South Africa’s youth jobless rate leaps to 36.1%

Jun 06, 2014 12:00 AM

With South Africa’s economic prospects rapidly deteriorating, there was more alarming news yesterday that youth unemployment had soared from 32.7 percent to 36.1 percent in the six years from 2008 to 2014.

Statistics SA said the unemployment rate had been consistently more than 20 percentage points higher among the youth – those between the ages of 15 and 34 – than among adults.

The agency said young people accounted for between 52 percent and 64 percent of the working age population, but were underrepresented in employment, accounting for only 42 percent to 49 percent of the working population.

Patrick Craven, the national spokesman for Cosatu, said the latest figures were alarming.

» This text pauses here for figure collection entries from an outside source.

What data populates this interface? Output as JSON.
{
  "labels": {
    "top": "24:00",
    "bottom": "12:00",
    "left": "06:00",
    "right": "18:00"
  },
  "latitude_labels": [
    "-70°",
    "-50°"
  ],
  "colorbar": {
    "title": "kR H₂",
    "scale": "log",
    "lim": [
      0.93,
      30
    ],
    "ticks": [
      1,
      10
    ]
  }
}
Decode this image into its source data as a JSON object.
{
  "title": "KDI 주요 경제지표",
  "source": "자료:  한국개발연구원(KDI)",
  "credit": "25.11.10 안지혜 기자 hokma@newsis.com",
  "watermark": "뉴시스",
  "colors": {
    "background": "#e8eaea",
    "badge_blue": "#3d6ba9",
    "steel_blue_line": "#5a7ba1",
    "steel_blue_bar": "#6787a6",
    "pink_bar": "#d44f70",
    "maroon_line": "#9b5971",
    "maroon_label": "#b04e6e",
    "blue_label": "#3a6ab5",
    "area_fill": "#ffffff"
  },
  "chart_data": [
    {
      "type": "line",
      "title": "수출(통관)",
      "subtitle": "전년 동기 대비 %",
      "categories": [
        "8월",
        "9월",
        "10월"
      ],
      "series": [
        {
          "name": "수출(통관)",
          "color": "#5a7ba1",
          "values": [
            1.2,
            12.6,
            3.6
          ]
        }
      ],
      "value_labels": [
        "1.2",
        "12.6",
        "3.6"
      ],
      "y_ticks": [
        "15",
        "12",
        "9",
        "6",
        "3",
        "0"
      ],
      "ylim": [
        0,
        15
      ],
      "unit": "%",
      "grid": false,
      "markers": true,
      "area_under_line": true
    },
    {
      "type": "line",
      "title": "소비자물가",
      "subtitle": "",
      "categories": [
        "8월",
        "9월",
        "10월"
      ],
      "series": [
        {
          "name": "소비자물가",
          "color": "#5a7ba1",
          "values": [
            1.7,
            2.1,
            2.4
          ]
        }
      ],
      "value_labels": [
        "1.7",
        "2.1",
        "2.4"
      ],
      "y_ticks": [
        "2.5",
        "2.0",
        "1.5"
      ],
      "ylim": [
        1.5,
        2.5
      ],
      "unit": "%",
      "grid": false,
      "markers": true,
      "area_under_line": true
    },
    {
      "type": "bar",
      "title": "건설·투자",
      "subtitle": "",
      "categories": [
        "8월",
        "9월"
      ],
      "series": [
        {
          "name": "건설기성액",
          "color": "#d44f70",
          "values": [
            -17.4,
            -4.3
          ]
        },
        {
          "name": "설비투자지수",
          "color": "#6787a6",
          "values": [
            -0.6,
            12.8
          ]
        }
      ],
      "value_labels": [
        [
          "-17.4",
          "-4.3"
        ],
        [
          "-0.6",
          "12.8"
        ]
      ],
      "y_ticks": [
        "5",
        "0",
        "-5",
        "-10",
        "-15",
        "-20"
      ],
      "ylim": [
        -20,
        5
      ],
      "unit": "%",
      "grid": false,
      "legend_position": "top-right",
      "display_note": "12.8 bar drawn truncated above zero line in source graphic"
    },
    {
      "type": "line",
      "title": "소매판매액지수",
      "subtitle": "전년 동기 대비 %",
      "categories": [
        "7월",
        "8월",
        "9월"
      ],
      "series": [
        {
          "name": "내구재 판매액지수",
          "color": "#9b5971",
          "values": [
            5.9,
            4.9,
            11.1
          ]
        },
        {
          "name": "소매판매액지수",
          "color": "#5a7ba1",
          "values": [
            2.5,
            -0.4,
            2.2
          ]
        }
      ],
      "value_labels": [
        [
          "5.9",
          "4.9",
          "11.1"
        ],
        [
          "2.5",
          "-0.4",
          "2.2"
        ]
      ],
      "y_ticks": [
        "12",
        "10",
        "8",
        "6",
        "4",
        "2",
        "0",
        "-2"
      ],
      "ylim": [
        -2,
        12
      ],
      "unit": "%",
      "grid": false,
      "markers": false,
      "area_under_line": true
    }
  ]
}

He said youth unemployment should be one of the top priorities of the new government. It had to find both long-term and short-term solutions to the problem.

However, Loane Sharp, a labour economist at Adcorp, said the primary responsibility for high youth unemployment lay with unions and bargaining councils.

He said these gatekeepers raised the entry-level wages of young workers in order to prevent companies from hiring people who could only compete through lower wages, since they had limited skills and no job experience.

“This is a classic method by these organisations to prevent young people from competing with union members, who tend to be older, higher skilled and more experienced,” Sharp said.

He said the complaint by Small Business Development Minister Lindiwe Zulu about labour laws was an interesting development because small and medium-sized enterprises accounted for 90.9 percent of total employment. JSE-listed companies accounted for only 9.1 percent of total employment.

The Stats SA data show that many young people have never worked and the incidence of long-term unemployment among the youth is sky-high.

The problem of long-term unemployment is particularly acute in Mpumalanga and Free State – the provinces in which the incidence of general long-term unemployment has increased the most since 2008.

This year, close to two thirds of unemployed young people had been jobless for a year or longer, while young people accounted for 90 percent of those who were unemployed and had never worked before.

Pali Lehohla, the head of Stats SA, said the data suggested that, in common with countries across the globe, compared with adults, youth faced particular challenges in gaining employment in the domestic labour market.

He said between 2008 and this year, their level of education attainment had improved, but their labour market prospects had deteriorated. “This in part reflects structural weaknesses in the labour market due to a mismatch between skills and available jobs.”

Lehohla said young women were in a particularly precarious situation, with an unemployment rate more than 10 percentage points higher than that of young men.

“This situation remained the same over the period from 2008 to 2014, and while some young people have opted to continue with their education, hoping to improve their future job prospects and their labour market situation, others have become increasingly discouraged,” he said.